WASHINGTON D.C.
Texas Governor Greg Abbott said Tuesday he plans to lift a statewide mask mandate and allow businesses and facilities to operate at 100% capacity, citing a decline in hospitalizations as more people are being vaccinated against the coronavirus.
“Too many Texans have been sidelined from employment opportunities. Too many small business owners have struggled to pay their bills. This must end. It is now time to open Texas 100%.” Abbott said in an address to the Lubbock Chamber of Commerce.
He said he would sign an executive order to allow businesses in the state to open 100% on March 10 and that the mask mandate will end on the same day.
The governor noted, however, that the state will not abandon safe practices that Texans have mastered over the past year.
“Instead, it is a reminder that each person has a role to play in their own personal safety and the safety of others,” he said.

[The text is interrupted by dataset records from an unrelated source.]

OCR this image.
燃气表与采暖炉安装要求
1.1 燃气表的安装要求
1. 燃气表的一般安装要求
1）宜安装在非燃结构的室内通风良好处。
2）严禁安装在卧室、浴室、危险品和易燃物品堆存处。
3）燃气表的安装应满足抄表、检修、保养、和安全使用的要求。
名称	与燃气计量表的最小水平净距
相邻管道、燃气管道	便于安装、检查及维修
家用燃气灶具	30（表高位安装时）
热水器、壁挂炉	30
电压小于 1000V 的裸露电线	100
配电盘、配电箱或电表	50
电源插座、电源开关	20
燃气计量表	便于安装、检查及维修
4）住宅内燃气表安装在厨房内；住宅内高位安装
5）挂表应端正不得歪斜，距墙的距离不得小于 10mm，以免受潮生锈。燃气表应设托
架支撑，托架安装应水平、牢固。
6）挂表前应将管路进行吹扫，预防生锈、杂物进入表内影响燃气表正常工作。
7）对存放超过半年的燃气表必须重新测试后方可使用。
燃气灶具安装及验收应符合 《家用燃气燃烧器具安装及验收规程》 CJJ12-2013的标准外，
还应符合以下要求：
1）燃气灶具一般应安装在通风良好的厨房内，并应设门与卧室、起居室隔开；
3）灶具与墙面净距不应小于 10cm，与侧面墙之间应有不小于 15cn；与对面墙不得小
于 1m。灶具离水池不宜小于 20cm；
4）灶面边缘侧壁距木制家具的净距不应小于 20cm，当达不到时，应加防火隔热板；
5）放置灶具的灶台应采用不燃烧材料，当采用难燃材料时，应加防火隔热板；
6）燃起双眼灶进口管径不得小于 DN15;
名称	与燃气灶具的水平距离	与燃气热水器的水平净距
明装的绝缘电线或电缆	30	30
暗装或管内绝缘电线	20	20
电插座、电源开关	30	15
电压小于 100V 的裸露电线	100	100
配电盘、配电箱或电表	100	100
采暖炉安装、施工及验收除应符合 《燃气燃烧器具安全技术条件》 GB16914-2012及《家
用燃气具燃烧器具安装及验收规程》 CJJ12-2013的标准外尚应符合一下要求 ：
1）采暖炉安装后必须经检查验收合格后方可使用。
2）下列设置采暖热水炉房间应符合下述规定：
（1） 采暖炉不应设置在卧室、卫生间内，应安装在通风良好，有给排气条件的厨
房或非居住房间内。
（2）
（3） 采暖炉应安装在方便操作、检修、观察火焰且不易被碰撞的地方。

Nearly 5.7 million vaccine shots have been administered to Texans, and the state is now administering nearly one million shots each week, according to a statement by the governor’s office.

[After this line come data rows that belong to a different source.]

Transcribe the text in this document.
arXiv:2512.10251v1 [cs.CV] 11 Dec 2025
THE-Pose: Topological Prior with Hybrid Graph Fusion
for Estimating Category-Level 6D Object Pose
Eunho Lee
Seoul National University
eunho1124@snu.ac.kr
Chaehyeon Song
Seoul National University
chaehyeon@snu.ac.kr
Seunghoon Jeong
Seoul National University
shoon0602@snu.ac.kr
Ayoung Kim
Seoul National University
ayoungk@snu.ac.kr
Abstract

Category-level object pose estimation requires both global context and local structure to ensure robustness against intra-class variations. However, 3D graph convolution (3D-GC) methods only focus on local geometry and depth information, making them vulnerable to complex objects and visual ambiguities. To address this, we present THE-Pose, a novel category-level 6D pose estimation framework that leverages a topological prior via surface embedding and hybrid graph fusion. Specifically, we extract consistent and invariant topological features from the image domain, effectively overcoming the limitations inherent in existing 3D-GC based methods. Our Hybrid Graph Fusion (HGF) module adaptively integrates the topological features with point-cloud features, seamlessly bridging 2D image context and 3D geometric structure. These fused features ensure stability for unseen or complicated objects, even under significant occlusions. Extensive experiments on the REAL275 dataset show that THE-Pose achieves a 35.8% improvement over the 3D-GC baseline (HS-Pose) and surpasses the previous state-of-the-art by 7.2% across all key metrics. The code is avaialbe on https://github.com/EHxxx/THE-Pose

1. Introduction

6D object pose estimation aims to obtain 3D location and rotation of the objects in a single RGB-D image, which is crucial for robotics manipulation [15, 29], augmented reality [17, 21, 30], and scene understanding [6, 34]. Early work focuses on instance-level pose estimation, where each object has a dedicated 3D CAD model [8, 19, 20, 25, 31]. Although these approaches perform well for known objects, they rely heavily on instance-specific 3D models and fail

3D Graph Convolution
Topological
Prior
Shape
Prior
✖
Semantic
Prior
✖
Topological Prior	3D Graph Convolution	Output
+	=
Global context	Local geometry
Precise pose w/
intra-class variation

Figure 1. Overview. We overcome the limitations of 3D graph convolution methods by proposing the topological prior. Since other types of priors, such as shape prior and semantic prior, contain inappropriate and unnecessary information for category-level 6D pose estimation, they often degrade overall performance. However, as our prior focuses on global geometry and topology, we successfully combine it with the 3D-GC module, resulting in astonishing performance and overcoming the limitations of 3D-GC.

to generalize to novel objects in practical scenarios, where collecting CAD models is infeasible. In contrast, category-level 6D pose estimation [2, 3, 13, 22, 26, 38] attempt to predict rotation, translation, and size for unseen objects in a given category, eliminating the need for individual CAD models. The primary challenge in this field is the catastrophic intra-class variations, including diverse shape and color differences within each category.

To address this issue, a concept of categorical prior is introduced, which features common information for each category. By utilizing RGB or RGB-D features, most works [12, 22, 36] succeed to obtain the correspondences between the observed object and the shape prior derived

Abbott also said if COVID-19 hospitalizations in any of the 22 hospital regions in Texas get above 15% of the hospital bed capacity in that region for seven straight days, a county judge in that region may use COVID-19 mitigation strategies.
As of Tuesday evening, more than 2.6 million people in the state had been infected and nearly 44,000 had died of the disease, while over 2.4 million have recovered, according to Johns Hopkins University.